= Francesco Rinaldi =

Brand of pasta sauce

Francesco Rinaldi is a brand of pasta sauce with an Italian flavor. It is manufactured as the only private-label product of the independent, privately owned LiDestri Foods (formerly Cantisano Foods), which also operates as a contract food manufacturer.

==History==
The Cantisano Family created Ragú in 1937, sold it in 1970 (the Ragu Company would later become part of Unilever and then of Mizkan), and later founded Cantisano Foods. Ralph Cantisano purchased Francesco Rinaldi in 1981 from Francesco Rinaldi's sons (Anthony, Thomas, and Joseph).

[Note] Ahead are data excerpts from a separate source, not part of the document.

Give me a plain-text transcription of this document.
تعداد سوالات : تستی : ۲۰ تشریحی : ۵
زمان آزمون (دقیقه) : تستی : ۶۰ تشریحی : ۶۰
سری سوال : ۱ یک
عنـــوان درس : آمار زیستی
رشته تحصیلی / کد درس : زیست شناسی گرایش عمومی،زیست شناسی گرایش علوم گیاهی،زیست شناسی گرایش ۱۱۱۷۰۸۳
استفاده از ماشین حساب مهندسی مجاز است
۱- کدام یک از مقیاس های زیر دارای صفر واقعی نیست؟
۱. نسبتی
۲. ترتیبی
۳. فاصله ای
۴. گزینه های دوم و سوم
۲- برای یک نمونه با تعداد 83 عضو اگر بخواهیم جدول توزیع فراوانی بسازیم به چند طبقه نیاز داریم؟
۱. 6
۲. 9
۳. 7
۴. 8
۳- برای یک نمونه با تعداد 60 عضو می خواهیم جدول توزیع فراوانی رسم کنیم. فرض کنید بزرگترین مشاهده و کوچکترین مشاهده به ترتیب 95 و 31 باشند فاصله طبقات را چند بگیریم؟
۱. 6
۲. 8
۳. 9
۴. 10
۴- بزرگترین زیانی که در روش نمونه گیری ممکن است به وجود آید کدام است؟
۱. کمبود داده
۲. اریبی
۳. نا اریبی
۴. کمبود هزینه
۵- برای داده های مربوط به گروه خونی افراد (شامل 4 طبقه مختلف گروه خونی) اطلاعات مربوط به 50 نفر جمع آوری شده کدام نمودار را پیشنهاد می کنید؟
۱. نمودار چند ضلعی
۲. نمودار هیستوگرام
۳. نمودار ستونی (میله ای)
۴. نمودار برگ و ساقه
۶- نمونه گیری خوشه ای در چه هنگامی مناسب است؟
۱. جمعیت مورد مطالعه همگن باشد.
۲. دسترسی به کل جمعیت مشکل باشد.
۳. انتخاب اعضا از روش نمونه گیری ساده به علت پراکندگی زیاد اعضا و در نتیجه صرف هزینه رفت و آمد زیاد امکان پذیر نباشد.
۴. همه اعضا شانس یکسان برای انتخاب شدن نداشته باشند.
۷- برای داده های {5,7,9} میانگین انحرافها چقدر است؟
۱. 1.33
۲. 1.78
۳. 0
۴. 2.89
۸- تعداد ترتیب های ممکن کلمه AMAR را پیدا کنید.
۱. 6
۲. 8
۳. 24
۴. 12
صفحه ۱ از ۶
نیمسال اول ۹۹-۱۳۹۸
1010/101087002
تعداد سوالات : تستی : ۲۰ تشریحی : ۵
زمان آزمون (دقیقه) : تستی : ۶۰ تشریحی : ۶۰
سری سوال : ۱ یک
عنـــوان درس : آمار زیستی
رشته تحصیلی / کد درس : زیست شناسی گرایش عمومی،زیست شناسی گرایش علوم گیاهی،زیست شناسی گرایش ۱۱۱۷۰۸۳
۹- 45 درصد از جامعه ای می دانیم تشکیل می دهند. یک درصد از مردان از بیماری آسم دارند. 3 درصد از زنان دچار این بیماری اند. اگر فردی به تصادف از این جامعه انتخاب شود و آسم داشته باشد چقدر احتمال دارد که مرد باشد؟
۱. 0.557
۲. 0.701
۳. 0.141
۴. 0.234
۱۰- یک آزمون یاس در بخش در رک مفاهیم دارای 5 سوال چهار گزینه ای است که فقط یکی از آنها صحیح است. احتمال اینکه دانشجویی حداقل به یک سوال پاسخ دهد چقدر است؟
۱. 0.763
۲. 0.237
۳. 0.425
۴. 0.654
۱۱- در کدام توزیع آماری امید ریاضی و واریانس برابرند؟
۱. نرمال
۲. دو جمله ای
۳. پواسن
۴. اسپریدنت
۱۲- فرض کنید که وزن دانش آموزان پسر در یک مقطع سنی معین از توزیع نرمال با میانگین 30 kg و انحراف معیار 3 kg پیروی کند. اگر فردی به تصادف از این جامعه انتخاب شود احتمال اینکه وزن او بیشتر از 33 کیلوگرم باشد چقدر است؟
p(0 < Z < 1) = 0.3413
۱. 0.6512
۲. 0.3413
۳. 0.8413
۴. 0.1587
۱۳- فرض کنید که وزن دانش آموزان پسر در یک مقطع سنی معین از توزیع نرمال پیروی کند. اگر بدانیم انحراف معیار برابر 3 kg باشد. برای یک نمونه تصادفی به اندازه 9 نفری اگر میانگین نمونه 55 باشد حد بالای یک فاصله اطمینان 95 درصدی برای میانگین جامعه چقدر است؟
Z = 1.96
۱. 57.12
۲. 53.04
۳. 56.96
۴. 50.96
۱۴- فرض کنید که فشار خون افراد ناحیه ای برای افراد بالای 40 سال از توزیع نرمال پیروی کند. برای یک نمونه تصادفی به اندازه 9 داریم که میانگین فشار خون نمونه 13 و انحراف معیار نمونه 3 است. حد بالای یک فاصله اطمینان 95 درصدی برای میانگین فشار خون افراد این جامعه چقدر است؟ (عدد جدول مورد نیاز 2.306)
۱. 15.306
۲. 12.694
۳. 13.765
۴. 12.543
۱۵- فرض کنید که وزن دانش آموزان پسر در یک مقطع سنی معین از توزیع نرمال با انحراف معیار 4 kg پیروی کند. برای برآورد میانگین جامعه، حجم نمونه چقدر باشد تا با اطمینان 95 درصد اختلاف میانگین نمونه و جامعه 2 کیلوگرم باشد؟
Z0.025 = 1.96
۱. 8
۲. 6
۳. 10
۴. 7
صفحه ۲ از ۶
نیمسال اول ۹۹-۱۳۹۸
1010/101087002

Francesco Rinaldi started the family business in 1940. Ralph Cantisano started selling Francesco Rinaldi in 1982, and marketed their new pasta sauce as tasting more Italian with his famous catchphrase "As I got older, I got better" spoken in television commercials. Later, Cantisano Foods offered a T-shirt with Ralph Cantisano's spoken line. Another line, "Ciao Francesco Rinaldi!", was popularized at the end of its commercials. Ralph Cantisano retired in 1998, and in 2002, the company was renamed LiDestri Foods. Their current slogan, "Made by Italians. Enjoyed by everyone.", was then unveiled. The CEO of LiDestri Food & Beverage is Giovanni LiDestri. Ralph Cantisano died in 2007 at age 84.